Aim: To provide a ML approach to predict PNET tumor grade using clinical data.

Methods: The clinical data of histologically confirmed PNET cases between 2012 and 2018 were collected. A method of minimum P for the Chi-square test was used to divide the continuous variables into binary variables. The continuous variables were transformed into binary variables according to the cutoff value, while the P value was minimum. Four classical supervised ML models, including logistic regression, support vector machine (SVM), linear discriminant analysis (LDA) and multi-layer perceptron (MLP) were trained by clinical data, and the models were labeled with the pathological tumor grade of each PNET patient. The performance of each model, including the weight of the different parameters, were evaluated.

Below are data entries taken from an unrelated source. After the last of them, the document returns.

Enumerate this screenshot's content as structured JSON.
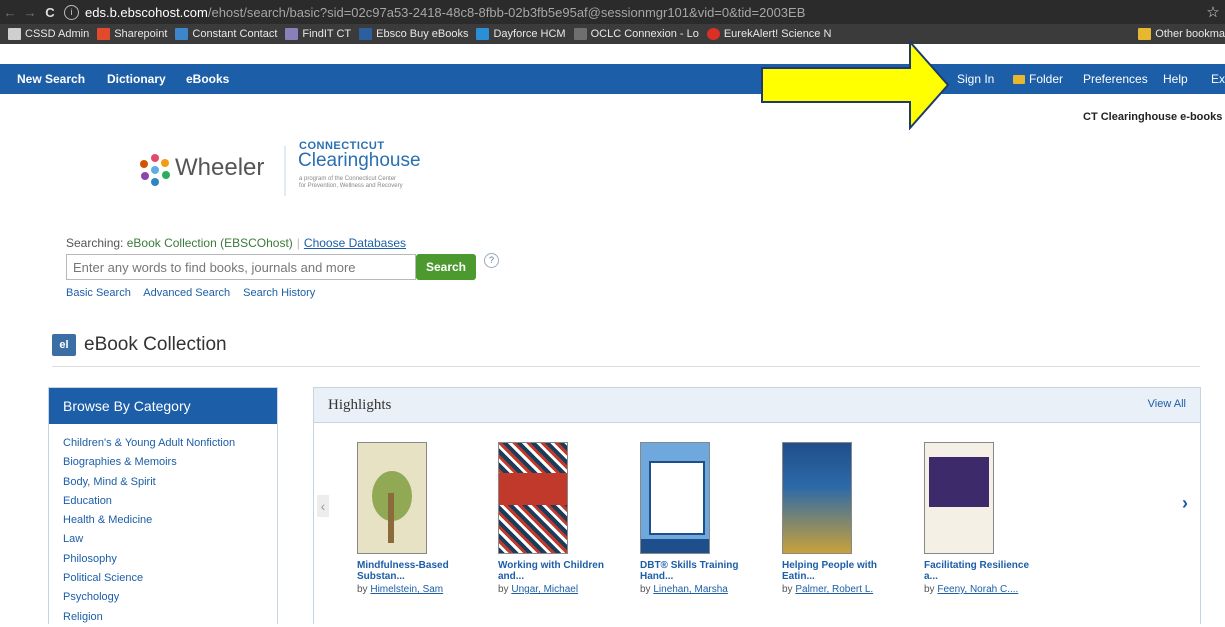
{
  "browser": {
    "url_host": "eds.b.ebscohost.com",
    "url_path": "/ehost/search/basic?sid=02c97a53-2418-48c8-8fbb-02b3fb5e95af@sessionmgr101&vid=0&tid=2003EB",
    "bookmarks": [
      {
        "label": "CSSD Admin",
        "icon": "page-icon",
        "color": "#cfcfcf"
      },
      {
        "label": "Sharepoint",
        "icon": "sharepoint-icon",
        "color": "#e24a2b"
      },
      {
        "label": "Constant Contact",
        "icon": "constant-contact-icon",
        "color": "#3c86c9"
      },
      {
        "label": "FindIT CT",
        "icon": "findit-icon",
        "color": "#8a7fb8"
      },
      {
        "label": "Ebsco Buy eBooks",
        "icon": "ebsco-icon",
        "color": "#2b5f9e"
      },
      {
        "label": "Dayforce HCM",
        "icon": "dayforce-icon",
        "color": "#2a8fd6"
      },
      {
        "label": "OCLC Connexion - Lo",
        "icon": "oclc-icon",
        "color": "#6f6f6f"
      },
      {
        "label": "EurekAlert! Science N",
        "icon": "eurekalert-icon",
        "color": "#d93025"
      }
    ],
    "other_bookmarks": "Other bookma"
  },
  "toolbar": {
    "new_search": "New Search",
    "dictionary": "Dictionary",
    "ebooks": "eBooks",
    "sign_in": "Sign In",
    "folder": "Folder",
    "preferences": "Preferences",
    "help": "Help",
    "exit": "Ex"
  },
  "profile_label": "CT Clearinghouse e-books",
  "logo": {
    "wheeler": "Wheeler",
    "connecticut": "CONNECTICUT",
    "clearinghouse": "Clearinghouse",
    "tagline1": "a program of the Connecticut Center",
    "tagline2": "for Prevention, Wellness and Recovery"
  },
  "search": {
    "searching_label": "Searching:",
    "collection": "eBook Collection (EBSCOhost)",
    "choose_databases": "Choose Databases",
    "placeholder": "Enter any words to find books, journals and more",
    "button": "Search",
    "links": [
      "Basic Search",
      "Advanced Search",
      "Search History"
    ]
  },
  "collection_title": "eBook Collection",
  "browse": {
    "title": "Browse By Category",
    "categories": [
      "Children's & Young Adult Nonfiction",
      "Biographies & Memoirs",
      "Body, Mind & Spirit",
      "Education",
      "Health & Medicine",
      "Law",
      "Philosophy",
      "Political Science",
      "Psychology",
      "Religion"
    ]
  },
  "highlights": {
    "title": "Highlights",
    "view_all": "View All",
    "books": [
      {
        "title1": "Mindfulness-Based",
        "title2": "Substan...",
        "author": "Himelstein, Sam",
        "cover": "#e8e2c4"
      },
      {
        "title1": "Working with Children",
        "title2": "and...",
        "author": "Ungar, Michael",
        "cover": "#c0392b"
      },
      {
        "title1": "DBT® Skills Training",
        "title2": "Hand...",
        "author": "Linehan, Marsha",
        "cover": "#6fa8dc"
      },
      {
        "title1": "Helping People with",
        "title2": "Eatin...",
        "author": "Palmer, Robert L.",
        "cover": "#1f4e8c"
      },
      {
        "title1": "Facilitating Resilience",
        "title2": "a...",
        "author": "Feeny, Norah C....",
        "cover": "#3d2a6b"
      }
    ]
  },
  "colors": {
    "toolbar": "#1c5ea8",
    "search_button": "#4c9a2f",
    "arrow": "#ffff00"
  }
}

Results: In total, 91 PNET cases were included in this study, in which 32 were G1, 48 were G2 and 11 were G3. The results showed that there were significant differences among the clinical parameters of patients with different grades. Patients with higher grades tended to have higher values of total bilirubin, alpha fetoprotein, carcinoembryonic antigen, carbohydrate antigen 19-9 and carbohydrate antigen 72-4. Among the models we used, LDA performed best in predicting the PNET tumor grade. Meanwhile, MLP had the highest recall rate for G3 cases. All of the models stabilized when the sample size was over 70 percent of the total, except for SVM. Different parameters varied in affecting the outcomes of the models. Overall, alanine transaminase, total bilirubin, carcinoembryonic antigen, carbohydrate antigen 19-9 and carbohydrate antigen 72-4 affected the outcome greater than other parameters.

Conclusion: ML could be a simple and effective method in non-invasively predicting PNET grades by using the routine data obtained from the results of biochemical and tumor markers.

Keywords: Biochemical indexes; Machine learning; Pancreatic neuroendocrine tumors; Tumor grade; Tumor markers.